Rattar sighed, and gave Aralim a frustrated look. “Very well,” he sighed. He lifted his hand, his fingers reaching through Brallo’s balding black hair—the man fought against the strange action, and then collapsed, as silent and asleep as the guard Rattar had touched. The Grand Mage set the man down in his desk chair, gently.
Aralim wondered at the strange words spoken by General Ro to Grandfather Athanu. Supposedly, Rattar wielded a ‘flawed Crux,’ but none of his power seemed flawed or held back now. Aralim hoped that remained the case, for the pounding on the door had quickly become a battering, shaking the hinges and beams too.
“Let’s go,” Rattar said, grabbing hold of the chair in the doorway. “Stay behind me.”
Aralim gripped the spear with white knuckles. The chair that blocked the door was yanked aside and the door blasted inward, slamming against the wall as it swung its full trajectory. Three guards stood on the stairs, with a broken table in their hands, to use as a ram. Rattar raised his hand and lowered his head.
A high pitched wail tore through the air, and the guards flailed. Their makeshift battering ram landed on the stairs, making no noise, while they clutched their ears, contorted, and fell against the walls. Rattar walked between them quickly, and Aralim followed on his heels.
Another guard rushed them in front of the broken closet, shouting as he jabbed a spear at Ratter. The Grand Mage pulled his hand downward, and the rotten wood of the ceiling cracked and gave way, depositing rock and dirt, and an overturned chair onto the man’s shoulders. Aralim had to shuffle through the debris to continue after the sorcerer.

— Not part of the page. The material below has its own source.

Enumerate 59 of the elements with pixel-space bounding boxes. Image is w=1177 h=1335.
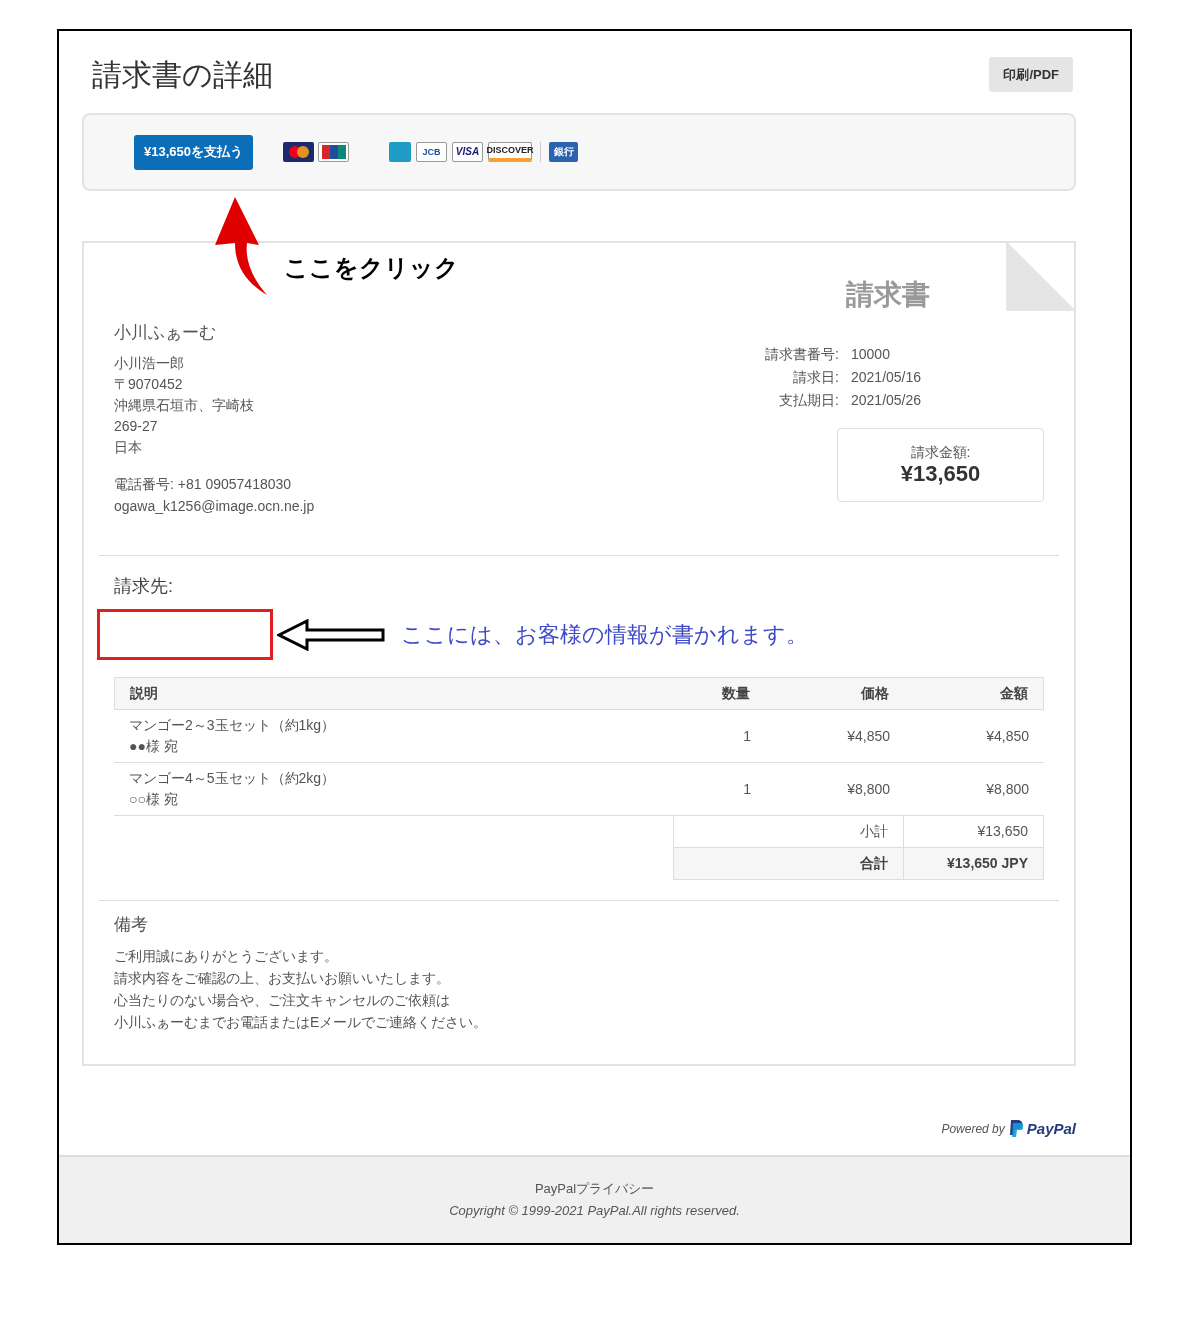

“Be gone,” Rattar cried, as they left the warehouse’s outer door. The two guards on duty dropped their spears, and fell to their knees. Rattar gave them not another glance; he led the way down the street briskly, with his head held high. It was not until they rounded an alleyway and crossed a dusty shack that he paused, put his hands to his temples, and let out a long sigh.

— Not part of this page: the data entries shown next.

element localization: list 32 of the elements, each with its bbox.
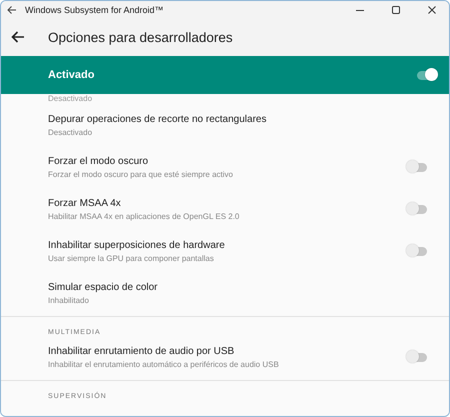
setting-title: Forzar MSAA 4x (48, 198, 122, 208)
back-arrow-icon[interactable] (11, 31, 25, 43)
maximize-icon[interactable] (391, 4, 401, 14)
setting-summary: Habilitar MSAA 4x en aplicaciones de OpenGL ES 2.0 (48, 212, 240, 220)
switch-label: Activado (48, 69, 94, 81)
setting-row[interactable]: Inhabilitar superposiciones de hardware Usar siempre la GPU para componer pantallas (1, 230, 449, 272)
setting-row[interactable]: Simular espacio de color Inhabilitado (1, 272, 449, 314)
setting-title: Simular espacio de color (48, 282, 158, 292)
back-arrow-icon[interactable] (7, 4, 17, 14)
setting-summary: Desactivado (48, 128, 94, 136)
setting-title: Forzar el modo oscuro (48, 156, 150, 166)
setting-summary: Forzar el modo oscuro para que esté siempre activo (48, 170, 234, 178)
setting-row[interactable]: Forzar el modo oscuro Forzar el modo oscuro para que esté siempre activo (1, 146, 449, 188)
close-icon[interactable] (427, 4, 437, 14)
setting-summary: Desactivado (47, 94, 94, 104)
setting-row[interactable]: Forzar MSAA 4x Habilitar MSAA 4x en aplicaciones de OpenGL ES 2.0 (1, 188, 449, 230)
setting-title: Inhabilitar enrutamiento de audio por USB (48, 346, 236, 356)
master-switch-bar[interactable]: Activado (1, 56, 449, 94)
window-title: Windows Subsystem for Android™ (25, 4, 164, 14)
setting-title: Inhabilitar superposiciones de hardware (48, 240, 226, 250)
setting-title: Depurar operaciones de recorte no rectangulares (48, 114, 268, 124)
page-title: Opciones para desarrolladores (48, 30, 233, 44)
toggle-switch[interactable] (409, 352, 427, 362)
setting-summary: Inhabilitar el enrutamiento automático a periféricos de audio USB (48, 360, 280, 368)
setting-summary: Usar siempre la GPU para componer pantallas (48, 254, 215, 262)
toggle-switch[interactable] (409, 204, 427, 214)
toggle-switch[interactable] (409, 246, 427, 256)
setting-summary: Inhabilitado (48, 296, 90, 304)
toggle-switch[interactable] (417, 70, 435, 80)
toggle-switch[interactable] (409, 162, 427, 172)
setting-row[interactable]: Inhabilitar enrutamiento de audio por USB Inhabilitar el enrutamiento automático a periféricos de audio USB (1, 336, 449, 378)
setting-row[interactable]: Depurar operaciones de recorte no rectangulares Desactivado (1, 104, 449, 146)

“Are you well?” Aralim asked. It had been quite a display of magic.
Rattar nodded. “I will be. The focus required is… draining.”

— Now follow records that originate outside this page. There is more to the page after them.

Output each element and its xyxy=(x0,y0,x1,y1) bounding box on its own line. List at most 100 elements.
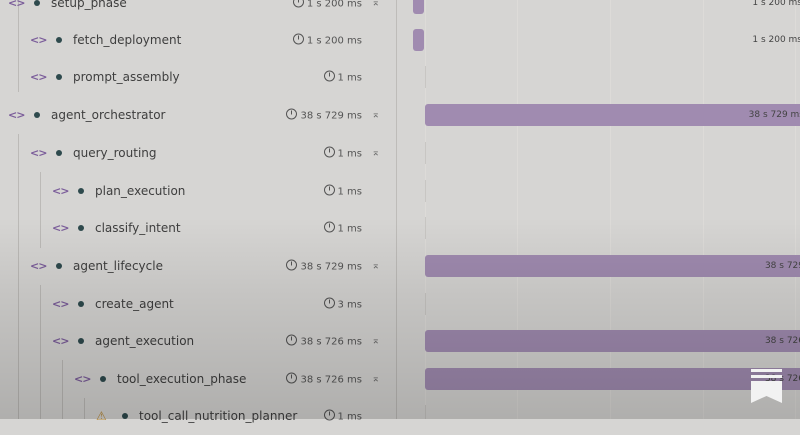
span-bar[interactable] xyxy=(425,368,800,390)
span-bar-label: 38 s 729 xyxy=(764,261,800,271)
span-duration: 38 s 729 ms xyxy=(286,259,362,273)
span-duration: 38 s 726 ms xyxy=(286,372,362,386)
clock-icon xyxy=(323,184,335,196)
span-row[interactable]: <> tool_execution_phase 38 s 726 ms ⌅ xyxy=(0,360,396,398)
span-tick[interactable] xyxy=(425,217,426,239)
clock-icon xyxy=(286,372,298,384)
span-row[interactable]: ⚠ tool_call_nutrition_planner 1 ms xyxy=(0,397,396,435)
collapse-icon[interactable]: ⌅ xyxy=(372,110,380,121)
span-bar[interactable] xyxy=(425,330,800,352)
span-duration: 38 s 729 ms xyxy=(286,108,362,122)
span-bar-label: 38 s 729 ms xyxy=(748,110,800,120)
span-bar-label: 1 s 200 ms xyxy=(752,35,800,45)
clock-icon xyxy=(292,33,304,45)
span-duration: 1 ms xyxy=(323,409,362,423)
span-row[interactable]: <> plan_execution 1 ms xyxy=(0,172,396,210)
span-bar-label: 1 s 200 ms xyxy=(752,0,800,8)
span-tick[interactable] xyxy=(425,293,426,315)
status-dot-icon xyxy=(78,301,84,307)
status-dot-icon xyxy=(56,74,62,80)
status-dot-icon xyxy=(56,37,62,43)
span-name: create_agent xyxy=(95,297,174,311)
code-brackets-icon: <> xyxy=(74,372,91,386)
collapse-icon[interactable]: ⌅ xyxy=(372,261,380,272)
clock-icon xyxy=(323,146,335,158)
clock-icon xyxy=(323,221,335,233)
timeline-row: 1 s 200 ms xyxy=(397,21,800,59)
span-name: classify_intent xyxy=(95,221,181,235)
timeline-row xyxy=(397,134,800,172)
span-name: query_routing xyxy=(73,146,157,160)
code-brackets-icon: <> xyxy=(30,259,47,273)
span-name: setup_phase xyxy=(51,0,127,10)
span-row[interactable]: <> create_agent 3 ms xyxy=(0,285,396,323)
span-bar[interactable] xyxy=(425,104,800,126)
collapse-icon[interactable]: ⌅ xyxy=(372,148,380,159)
clock-icon xyxy=(323,297,335,309)
span-bar[interactable] xyxy=(413,29,424,51)
collapse-icon[interactable]: ⌅ xyxy=(372,0,380,9)
code-brackets-icon: <> xyxy=(8,108,25,122)
clock-icon xyxy=(286,259,298,271)
code-brackets-icon: <> xyxy=(52,184,69,198)
clock-icon xyxy=(292,0,304,8)
span-row[interactable]: <> agent_lifecycle 38 s 729 ms ⌅ xyxy=(0,247,396,285)
timeline-row xyxy=(397,285,800,323)
span-duration: 38 s 726 ms xyxy=(286,334,362,348)
span-row[interactable]: <> agent_execution 38 s 726 ms ⌅ xyxy=(0,322,396,360)
status-dot-icon xyxy=(78,188,84,194)
timeline-row: 38 s 726 xyxy=(397,360,800,398)
code-brackets-icon: <> xyxy=(52,297,69,311)
span-duration: 1 ms xyxy=(323,70,362,84)
timeline-panel: 1 s 200 ms 1 s 200 ms 38 s 729 ms 38 s 7… xyxy=(397,0,800,419)
status-dot-icon xyxy=(56,263,62,269)
status-dot-icon xyxy=(56,150,62,156)
collapse-icon[interactable]: ⌅ xyxy=(372,374,380,385)
timeline-row xyxy=(397,397,800,419)
code-brackets-icon: <> xyxy=(8,0,25,10)
code-brackets-icon: <> xyxy=(30,70,47,84)
span-row[interactable]: <> classify_intent 1 ms xyxy=(0,209,396,247)
span-row[interactable]: <> fetch_deployment 1 s 200 ms xyxy=(0,21,396,59)
clock-icon xyxy=(286,108,298,120)
status-dot-icon xyxy=(122,413,128,419)
span-duration: 1 ms xyxy=(323,146,362,160)
span-row[interactable]: <> query_routing 1 ms ⌅ xyxy=(0,134,396,172)
collapse-icon[interactable]: ⌅ xyxy=(372,336,380,347)
span-bar[interactable] xyxy=(413,0,424,14)
status-dot-icon xyxy=(34,112,40,118)
span-row[interactable]: <> setup_phase 1 s 200 ms ⌅ xyxy=(0,0,396,22)
bookmark-logo-icon xyxy=(751,369,782,403)
span-tick[interactable] xyxy=(425,405,426,419)
code-brackets-icon: <> xyxy=(52,334,69,348)
clock-icon xyxy=(323,70,335,82)
span-tick[interactable] xyxy=(425,180,426,202)
span-name: agent_orchestrator xyxy=(51,108,166,122)
span-duration: 1 ms xyxy=(323,184,362,198)
span-duration: 1 ms xyxy=(323,221,362,235)
span-name: agent_lifecycle xyxy=(73,259,163,273)
timeline-row: 38 s 729 xyxy=(397,247,800,285)
span-tree-panel: <> setup_phase 1 s 200 ms ⌅ <> fetch_dep… xyxy=(0,0,396,423)
code-brackets-icon: <> xyxy=(30,146,47,160)
clock-icon xyxy=(286,334,298,346)
timeline-row xyxy=(397,58,800,96)
status-dot-icon xyxy=(78,225,84,231)
warning-icon: ⚠ xyxy=(96,409,107,423)
timeline-row: 38 s 729 ms xyxy=(397,96,800,134)
timeline-row xyxy=(397,172,800,210)
status-dot-icon xyxy=(34,0,40,6)
span-tick[interactable] xyxy=(425,142,426,164)
span-duration: 1 s 200 ms xyxy=(292,0,362,10)
timeline-row: 38 s 726 xyxy=(397,322,800,360)
status-dot-icon xyxy=(78,338,84,344)
span-tick[interactable] xyxy=(425,66,426,88)
status-dot-icon xyxy=(100,376,106,382)
span-bar-label: 38 s 726 xyxy=(764,336,800,346)
span-bar[interactable] xyxy=(425,255,800,277)
span-row[interactable]: <> agent_orchestrator 38 s 729 ms ⌅ xyxy=(0,96,396,134)
span-name: tool_call_nutrition_planner xyxy=(139,409,298,423)
span-name: plan_execution xyxy=(95,184,186,198)
span-row[interactable]: <> prompt_assembly 1 ms xyxy=(0,58,396,96)
timeline-row xyxy=(397,209,800,247)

They continued on their way after a moment of recovery.
Back home, at the Corid estate, Aralim found himself facing Narr and Ko’nagar inside the door. Miresh slid down a few steps to look into the foyer from the rounded case across the room. She smiled when she saw Aralim and said, “Evening Aralim! How’d it go?”
“Good,” Aralim said. “We learned a bit, I suppose.” He had told her what he was up to on his way out of the door earlier that day. They walked to the kitchen together for a mid-afternoon snack.